Time passes, and Nyuki is now an older bee teaching other younger bees techniques like the waggle dance. She makes friends with another honey bee named Melissa who becomes more reluctant to letting her continue foraging. Nyuki frequently gathers the nectar from a flower named Bloomington and tells sedentary jokes to it. During her last foraging trip, her wings give out and she lands far away from the hive. She crawls all the way to Bloomington and it realizes she is dying. Sisyphus hear its cry for help and finds her again under it. She retells one of Dvorah's "World Flower" stories rewarding bees in the afterlife where they will never need to work ever again and just socialize on its grand stem. She bases her big plan off this story by enriching herself into the soil for Bloomington so next spring Melissa can bring back its nectar back to the hive. They understood her intentions and mourn for her death.

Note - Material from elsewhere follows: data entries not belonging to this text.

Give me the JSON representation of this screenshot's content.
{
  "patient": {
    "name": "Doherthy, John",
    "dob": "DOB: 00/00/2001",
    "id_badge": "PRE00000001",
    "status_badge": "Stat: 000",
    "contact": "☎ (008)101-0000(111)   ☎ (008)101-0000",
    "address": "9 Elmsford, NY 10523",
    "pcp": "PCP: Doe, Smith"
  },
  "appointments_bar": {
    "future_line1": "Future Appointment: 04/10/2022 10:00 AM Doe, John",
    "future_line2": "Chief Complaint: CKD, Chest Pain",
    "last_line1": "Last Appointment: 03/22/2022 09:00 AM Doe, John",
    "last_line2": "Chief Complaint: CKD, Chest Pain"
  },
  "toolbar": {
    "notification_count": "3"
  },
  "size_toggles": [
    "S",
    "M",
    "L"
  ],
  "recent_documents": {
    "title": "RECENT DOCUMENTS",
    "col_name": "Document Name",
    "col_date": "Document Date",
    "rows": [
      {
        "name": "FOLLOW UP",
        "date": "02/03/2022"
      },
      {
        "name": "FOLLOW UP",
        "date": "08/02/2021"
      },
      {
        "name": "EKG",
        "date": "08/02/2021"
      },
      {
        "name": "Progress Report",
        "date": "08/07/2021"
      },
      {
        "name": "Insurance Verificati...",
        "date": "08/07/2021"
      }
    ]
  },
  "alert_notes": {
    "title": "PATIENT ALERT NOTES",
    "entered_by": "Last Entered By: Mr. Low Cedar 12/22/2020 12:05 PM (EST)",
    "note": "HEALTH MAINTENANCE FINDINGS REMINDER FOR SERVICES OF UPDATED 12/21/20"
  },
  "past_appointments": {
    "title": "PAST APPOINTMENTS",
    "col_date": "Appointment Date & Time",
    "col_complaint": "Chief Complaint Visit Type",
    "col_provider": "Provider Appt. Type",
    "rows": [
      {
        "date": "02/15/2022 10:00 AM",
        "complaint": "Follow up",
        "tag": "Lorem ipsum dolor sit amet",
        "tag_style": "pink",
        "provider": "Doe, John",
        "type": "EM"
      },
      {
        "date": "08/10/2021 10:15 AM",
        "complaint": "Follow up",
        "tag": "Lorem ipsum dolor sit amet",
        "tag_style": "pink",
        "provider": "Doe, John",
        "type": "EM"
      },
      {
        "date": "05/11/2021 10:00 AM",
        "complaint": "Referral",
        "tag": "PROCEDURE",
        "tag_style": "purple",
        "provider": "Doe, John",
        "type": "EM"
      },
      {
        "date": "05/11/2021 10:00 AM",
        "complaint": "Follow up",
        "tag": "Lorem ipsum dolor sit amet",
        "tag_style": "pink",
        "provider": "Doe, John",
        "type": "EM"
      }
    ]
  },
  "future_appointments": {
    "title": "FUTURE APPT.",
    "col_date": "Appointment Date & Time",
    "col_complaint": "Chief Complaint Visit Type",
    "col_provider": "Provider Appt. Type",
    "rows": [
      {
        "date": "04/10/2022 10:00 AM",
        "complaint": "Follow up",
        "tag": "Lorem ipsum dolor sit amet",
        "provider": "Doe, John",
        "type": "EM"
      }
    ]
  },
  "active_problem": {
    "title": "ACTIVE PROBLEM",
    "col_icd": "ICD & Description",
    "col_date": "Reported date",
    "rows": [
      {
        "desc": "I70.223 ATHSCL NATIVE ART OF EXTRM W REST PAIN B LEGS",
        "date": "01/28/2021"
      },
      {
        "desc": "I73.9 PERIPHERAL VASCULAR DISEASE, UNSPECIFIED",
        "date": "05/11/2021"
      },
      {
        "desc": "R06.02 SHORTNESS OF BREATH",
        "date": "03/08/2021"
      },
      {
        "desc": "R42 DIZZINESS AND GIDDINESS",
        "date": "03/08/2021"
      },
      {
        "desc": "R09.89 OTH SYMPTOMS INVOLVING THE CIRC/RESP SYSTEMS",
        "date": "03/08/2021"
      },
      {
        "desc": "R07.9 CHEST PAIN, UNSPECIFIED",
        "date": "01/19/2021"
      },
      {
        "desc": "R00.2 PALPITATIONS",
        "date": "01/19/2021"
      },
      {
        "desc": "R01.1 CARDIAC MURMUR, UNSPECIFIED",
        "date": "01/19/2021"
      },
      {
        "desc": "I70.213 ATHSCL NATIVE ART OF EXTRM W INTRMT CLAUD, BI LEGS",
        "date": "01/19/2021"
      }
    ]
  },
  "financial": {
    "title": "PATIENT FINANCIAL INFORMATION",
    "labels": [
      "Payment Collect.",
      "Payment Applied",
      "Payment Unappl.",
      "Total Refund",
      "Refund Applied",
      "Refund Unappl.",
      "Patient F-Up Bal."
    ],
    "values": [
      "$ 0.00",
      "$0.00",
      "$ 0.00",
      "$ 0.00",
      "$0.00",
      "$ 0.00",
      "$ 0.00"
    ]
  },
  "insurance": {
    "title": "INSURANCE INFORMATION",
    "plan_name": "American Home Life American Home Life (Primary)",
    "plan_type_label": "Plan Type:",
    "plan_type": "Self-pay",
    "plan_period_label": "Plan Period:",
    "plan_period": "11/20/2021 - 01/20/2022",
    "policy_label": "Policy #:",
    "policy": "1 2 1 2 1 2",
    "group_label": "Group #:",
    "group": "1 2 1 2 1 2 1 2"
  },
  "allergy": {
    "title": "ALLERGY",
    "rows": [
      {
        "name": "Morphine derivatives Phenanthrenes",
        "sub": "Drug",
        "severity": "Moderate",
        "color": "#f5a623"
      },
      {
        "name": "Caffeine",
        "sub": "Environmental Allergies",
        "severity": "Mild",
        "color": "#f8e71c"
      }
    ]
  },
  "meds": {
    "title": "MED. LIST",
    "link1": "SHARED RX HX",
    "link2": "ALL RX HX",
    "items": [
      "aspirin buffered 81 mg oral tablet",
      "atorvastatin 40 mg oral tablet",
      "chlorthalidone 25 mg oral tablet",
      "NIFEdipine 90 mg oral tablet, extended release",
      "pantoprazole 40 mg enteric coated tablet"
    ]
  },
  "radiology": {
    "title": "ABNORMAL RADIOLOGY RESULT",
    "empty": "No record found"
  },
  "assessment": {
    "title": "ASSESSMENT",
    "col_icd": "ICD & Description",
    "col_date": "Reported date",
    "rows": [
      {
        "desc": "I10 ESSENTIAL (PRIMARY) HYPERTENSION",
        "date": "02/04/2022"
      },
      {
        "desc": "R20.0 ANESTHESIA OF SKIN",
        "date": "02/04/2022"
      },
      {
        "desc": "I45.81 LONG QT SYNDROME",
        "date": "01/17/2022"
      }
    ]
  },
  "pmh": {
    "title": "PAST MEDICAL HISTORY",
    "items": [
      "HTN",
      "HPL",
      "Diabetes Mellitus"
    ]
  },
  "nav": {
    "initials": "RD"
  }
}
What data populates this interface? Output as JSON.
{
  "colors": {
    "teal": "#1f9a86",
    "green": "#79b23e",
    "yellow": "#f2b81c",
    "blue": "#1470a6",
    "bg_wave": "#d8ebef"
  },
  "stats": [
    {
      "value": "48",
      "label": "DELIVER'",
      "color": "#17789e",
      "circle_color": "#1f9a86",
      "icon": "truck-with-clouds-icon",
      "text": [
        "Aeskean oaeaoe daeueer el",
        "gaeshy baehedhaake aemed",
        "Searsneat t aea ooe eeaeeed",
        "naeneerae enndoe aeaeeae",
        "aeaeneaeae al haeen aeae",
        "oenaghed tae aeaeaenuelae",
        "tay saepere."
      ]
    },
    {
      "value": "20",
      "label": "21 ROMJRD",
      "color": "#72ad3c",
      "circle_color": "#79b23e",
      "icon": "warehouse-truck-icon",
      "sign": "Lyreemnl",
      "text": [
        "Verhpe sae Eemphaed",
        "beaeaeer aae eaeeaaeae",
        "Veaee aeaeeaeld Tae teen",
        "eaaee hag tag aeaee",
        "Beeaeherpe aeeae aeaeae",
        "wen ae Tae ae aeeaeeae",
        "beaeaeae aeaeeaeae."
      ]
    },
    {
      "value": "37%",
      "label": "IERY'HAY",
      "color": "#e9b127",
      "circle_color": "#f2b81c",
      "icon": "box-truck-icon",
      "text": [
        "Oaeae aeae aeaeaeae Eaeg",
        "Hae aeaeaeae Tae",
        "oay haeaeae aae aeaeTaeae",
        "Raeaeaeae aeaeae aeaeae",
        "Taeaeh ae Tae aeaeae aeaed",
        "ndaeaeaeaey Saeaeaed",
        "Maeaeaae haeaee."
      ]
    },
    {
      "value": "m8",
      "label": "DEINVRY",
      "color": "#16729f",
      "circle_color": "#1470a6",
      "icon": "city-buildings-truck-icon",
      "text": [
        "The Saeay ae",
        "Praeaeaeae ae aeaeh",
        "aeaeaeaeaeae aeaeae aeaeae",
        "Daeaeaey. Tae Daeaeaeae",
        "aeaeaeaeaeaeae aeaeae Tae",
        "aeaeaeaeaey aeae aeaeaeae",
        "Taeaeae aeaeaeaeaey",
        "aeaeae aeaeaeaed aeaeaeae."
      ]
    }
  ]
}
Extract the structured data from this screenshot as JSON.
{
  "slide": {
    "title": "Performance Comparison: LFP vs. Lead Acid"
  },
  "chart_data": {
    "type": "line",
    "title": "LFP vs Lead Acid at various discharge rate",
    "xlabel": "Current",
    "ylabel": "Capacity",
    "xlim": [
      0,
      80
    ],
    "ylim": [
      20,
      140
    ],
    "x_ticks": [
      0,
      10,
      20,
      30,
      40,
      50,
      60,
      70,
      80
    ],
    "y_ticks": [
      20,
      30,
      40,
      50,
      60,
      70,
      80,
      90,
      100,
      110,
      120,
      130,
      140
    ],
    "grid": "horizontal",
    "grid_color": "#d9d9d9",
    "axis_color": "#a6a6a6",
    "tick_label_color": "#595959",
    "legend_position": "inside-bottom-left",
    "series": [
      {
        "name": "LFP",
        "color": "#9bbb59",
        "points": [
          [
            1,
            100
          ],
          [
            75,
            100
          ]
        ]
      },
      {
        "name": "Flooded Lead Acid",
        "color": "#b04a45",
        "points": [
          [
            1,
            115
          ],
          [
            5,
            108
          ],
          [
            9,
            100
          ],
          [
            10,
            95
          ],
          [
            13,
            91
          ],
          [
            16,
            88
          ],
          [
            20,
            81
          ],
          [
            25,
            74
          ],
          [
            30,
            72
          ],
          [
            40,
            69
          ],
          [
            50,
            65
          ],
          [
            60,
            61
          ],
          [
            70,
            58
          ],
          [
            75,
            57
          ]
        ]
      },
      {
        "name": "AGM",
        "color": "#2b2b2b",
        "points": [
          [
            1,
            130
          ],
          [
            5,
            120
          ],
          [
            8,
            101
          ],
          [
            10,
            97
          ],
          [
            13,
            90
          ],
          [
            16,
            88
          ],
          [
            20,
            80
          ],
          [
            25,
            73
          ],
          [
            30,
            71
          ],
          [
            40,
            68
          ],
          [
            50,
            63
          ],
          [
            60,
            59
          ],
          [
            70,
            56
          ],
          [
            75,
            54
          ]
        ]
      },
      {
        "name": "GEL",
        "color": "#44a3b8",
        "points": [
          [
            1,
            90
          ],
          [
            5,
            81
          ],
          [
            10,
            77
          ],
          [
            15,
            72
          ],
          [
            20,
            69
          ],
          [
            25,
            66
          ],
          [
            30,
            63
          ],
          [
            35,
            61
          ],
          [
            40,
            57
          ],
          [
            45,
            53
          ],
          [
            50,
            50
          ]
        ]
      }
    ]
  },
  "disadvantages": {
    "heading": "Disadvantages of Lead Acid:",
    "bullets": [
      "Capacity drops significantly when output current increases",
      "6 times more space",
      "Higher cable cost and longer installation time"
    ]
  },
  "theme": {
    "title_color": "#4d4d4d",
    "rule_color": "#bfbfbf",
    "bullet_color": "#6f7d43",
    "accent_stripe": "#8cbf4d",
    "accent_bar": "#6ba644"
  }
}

Next spring, Bloomington sprouts back up again and awaits only for Melissa to arrive to offer its nectar. It tells her how Nyuki wanted to return home as a full load of nectar. Melissa happily understands and brings the nectar back to the hive.

==Reception==
Popular Science called it "absolutely wonderful" and a "beautiful story", with a "delightful cast". Modern Farmer stated that it was "one of the better graphic novels we’ve ever read, period", commending Hosler's linework and composition and noting the novel's "surprisingly touching plot"; similarly, Discover observed its "moving conclusion".